Clutch the Boxer moved to the starring role on my blog. And the cloth itself grew new parts as I explored Jude's concept of lateral movement, AKA "banding." (The distortion is me being too lazy to take down everything on the design wall so I could photograph it properly.)
I was happy last night after stitching the red squares (who could not be happy stitching in scarlet?) but this morning, I felt a nagging dissatisfaction. Or more like the absence of satisfaction you get when the creation is In Its Right Place.
Now, Jude's current workshop "The What If Diaries" has been focusing for the past month on White. I haven't. But something valuable snuck past the Color Guard anyway. Because I picked up the cloth and said, "What if...." I love the banding...I love Clutch. I don't love them together. So what if the banding stood on its own?
What if it stood on its own
And what if Clutch became a new cloth?
Or he just gets a whole fresh start in life?
Why not just jump into this "what if?" Because it means the finality of this (cue music to Jaws):
We've talked a lot over at Spirit Cloth Plus about letting ideas take their own shape, about cloth morphing from one place to the next. The stitchers over there are fearless and fierce in doing what it takes to make a piece right. But boy, is it ever scary for me. Not scary like snakes, but scary like the first minute you look down from the high diving platform. As in I really really want to do this, but I can't seem to get my toes uncurled from the edge.

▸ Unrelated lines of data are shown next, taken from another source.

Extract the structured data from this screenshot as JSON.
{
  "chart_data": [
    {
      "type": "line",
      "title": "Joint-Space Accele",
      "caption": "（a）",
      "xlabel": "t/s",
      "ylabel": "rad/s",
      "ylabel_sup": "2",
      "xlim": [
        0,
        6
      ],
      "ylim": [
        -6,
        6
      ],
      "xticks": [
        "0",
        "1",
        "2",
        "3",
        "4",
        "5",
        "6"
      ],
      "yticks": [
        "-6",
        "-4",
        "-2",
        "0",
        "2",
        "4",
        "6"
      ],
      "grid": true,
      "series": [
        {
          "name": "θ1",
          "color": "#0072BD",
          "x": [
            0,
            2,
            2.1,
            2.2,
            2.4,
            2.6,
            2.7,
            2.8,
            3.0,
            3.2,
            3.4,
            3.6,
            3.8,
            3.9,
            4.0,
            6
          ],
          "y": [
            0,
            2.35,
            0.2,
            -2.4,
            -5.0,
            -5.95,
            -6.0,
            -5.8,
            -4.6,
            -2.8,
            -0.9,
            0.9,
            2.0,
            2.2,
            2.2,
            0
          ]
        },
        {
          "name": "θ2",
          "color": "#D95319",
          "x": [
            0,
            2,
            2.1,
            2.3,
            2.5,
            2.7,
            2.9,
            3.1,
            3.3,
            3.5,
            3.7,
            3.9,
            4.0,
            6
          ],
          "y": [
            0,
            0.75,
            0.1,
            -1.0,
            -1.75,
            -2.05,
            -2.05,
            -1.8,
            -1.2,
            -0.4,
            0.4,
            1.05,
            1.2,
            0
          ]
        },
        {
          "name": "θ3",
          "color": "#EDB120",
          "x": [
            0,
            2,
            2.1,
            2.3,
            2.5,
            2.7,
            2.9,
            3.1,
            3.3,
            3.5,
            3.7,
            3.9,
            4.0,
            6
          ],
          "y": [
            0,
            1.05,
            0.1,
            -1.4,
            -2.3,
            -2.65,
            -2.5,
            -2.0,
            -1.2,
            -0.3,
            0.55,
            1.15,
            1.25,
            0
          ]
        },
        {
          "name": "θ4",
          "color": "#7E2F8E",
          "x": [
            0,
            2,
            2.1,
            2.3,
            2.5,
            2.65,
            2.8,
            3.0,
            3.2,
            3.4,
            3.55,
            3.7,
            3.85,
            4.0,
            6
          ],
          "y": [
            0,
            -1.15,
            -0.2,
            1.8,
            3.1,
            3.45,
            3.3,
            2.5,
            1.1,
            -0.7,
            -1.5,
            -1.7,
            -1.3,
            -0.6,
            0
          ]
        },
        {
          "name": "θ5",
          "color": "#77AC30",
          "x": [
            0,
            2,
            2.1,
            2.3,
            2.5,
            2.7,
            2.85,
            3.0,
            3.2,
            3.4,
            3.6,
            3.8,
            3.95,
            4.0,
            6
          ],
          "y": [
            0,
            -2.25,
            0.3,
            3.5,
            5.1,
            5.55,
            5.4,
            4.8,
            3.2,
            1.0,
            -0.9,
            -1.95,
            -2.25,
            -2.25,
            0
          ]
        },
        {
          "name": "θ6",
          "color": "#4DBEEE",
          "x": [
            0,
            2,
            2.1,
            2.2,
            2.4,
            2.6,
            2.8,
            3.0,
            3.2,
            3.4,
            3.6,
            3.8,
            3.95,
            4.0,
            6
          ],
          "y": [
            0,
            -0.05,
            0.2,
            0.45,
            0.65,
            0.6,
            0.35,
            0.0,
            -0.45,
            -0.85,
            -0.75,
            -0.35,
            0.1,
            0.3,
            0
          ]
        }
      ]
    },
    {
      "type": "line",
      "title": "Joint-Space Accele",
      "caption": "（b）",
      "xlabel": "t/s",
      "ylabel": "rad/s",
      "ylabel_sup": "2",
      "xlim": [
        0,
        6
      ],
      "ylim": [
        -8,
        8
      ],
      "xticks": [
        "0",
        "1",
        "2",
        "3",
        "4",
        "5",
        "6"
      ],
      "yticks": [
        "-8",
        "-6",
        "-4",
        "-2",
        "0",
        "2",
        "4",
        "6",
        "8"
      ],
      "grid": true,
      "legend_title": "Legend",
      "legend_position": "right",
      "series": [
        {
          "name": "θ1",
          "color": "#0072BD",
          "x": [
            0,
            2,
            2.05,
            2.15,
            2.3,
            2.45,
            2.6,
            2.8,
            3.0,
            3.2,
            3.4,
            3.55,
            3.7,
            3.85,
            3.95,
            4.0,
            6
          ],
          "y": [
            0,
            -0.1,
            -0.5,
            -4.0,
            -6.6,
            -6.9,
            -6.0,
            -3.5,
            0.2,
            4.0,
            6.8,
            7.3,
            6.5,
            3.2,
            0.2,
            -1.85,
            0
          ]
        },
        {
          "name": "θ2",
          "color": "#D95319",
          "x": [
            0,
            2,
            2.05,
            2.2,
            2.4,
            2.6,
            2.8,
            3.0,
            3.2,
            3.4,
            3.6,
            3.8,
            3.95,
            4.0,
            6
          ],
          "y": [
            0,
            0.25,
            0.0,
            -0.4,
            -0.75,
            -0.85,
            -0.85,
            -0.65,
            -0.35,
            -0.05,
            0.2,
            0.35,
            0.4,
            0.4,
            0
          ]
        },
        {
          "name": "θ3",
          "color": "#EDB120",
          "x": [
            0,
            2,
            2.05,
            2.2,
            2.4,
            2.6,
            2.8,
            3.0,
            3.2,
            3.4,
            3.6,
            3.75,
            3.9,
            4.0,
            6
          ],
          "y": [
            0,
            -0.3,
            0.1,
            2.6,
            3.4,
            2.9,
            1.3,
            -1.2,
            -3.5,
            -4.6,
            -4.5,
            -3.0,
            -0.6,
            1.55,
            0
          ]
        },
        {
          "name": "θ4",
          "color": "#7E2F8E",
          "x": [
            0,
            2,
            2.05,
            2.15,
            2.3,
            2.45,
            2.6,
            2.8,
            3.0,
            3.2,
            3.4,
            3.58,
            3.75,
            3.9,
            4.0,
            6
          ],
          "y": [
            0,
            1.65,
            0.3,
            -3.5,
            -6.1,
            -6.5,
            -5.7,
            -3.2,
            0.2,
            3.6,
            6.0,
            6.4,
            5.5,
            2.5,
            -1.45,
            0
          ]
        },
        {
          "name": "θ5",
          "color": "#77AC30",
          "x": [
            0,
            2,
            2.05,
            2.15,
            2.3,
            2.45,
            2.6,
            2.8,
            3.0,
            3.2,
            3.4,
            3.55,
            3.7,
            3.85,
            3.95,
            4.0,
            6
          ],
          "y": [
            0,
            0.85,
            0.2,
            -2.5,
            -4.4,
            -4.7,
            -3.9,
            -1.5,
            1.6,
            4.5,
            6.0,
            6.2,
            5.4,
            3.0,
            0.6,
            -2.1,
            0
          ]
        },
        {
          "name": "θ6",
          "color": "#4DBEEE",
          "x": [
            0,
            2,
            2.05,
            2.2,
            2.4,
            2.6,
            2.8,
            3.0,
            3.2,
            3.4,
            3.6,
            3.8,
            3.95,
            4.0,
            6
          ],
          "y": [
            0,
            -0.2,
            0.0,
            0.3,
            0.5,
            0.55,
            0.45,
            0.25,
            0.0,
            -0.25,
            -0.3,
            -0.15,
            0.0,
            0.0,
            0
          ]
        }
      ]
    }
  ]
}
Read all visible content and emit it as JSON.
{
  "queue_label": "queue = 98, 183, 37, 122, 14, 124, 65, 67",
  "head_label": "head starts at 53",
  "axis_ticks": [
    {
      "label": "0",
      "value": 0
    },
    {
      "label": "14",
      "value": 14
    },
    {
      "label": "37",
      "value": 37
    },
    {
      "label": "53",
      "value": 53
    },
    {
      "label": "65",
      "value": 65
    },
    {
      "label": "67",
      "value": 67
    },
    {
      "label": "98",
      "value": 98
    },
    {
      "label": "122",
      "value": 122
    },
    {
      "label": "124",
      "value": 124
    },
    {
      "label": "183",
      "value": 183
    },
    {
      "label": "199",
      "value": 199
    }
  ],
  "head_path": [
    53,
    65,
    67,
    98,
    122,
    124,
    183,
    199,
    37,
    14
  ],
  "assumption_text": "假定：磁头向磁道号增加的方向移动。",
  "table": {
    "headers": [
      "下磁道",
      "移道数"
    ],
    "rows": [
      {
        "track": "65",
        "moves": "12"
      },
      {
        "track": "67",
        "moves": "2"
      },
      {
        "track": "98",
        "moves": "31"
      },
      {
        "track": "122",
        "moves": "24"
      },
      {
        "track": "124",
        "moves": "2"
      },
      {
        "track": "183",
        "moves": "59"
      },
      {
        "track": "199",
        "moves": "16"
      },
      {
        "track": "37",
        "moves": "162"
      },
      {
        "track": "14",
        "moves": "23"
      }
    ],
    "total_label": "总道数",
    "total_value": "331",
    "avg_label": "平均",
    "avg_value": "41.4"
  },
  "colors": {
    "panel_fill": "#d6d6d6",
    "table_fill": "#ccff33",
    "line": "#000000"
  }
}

In the hours since I thought the first "what if, " I grow more excited with the possibility of the new cloth(s) and less attached to the present. And I am REALLY excited about just arriving at this place where I want my work to become what it wants to be.
So, I am probably going to jump but I need to look down a bit more, ok? I think I will post over at the What If Forum and let all my coaches over there give me a pep talk.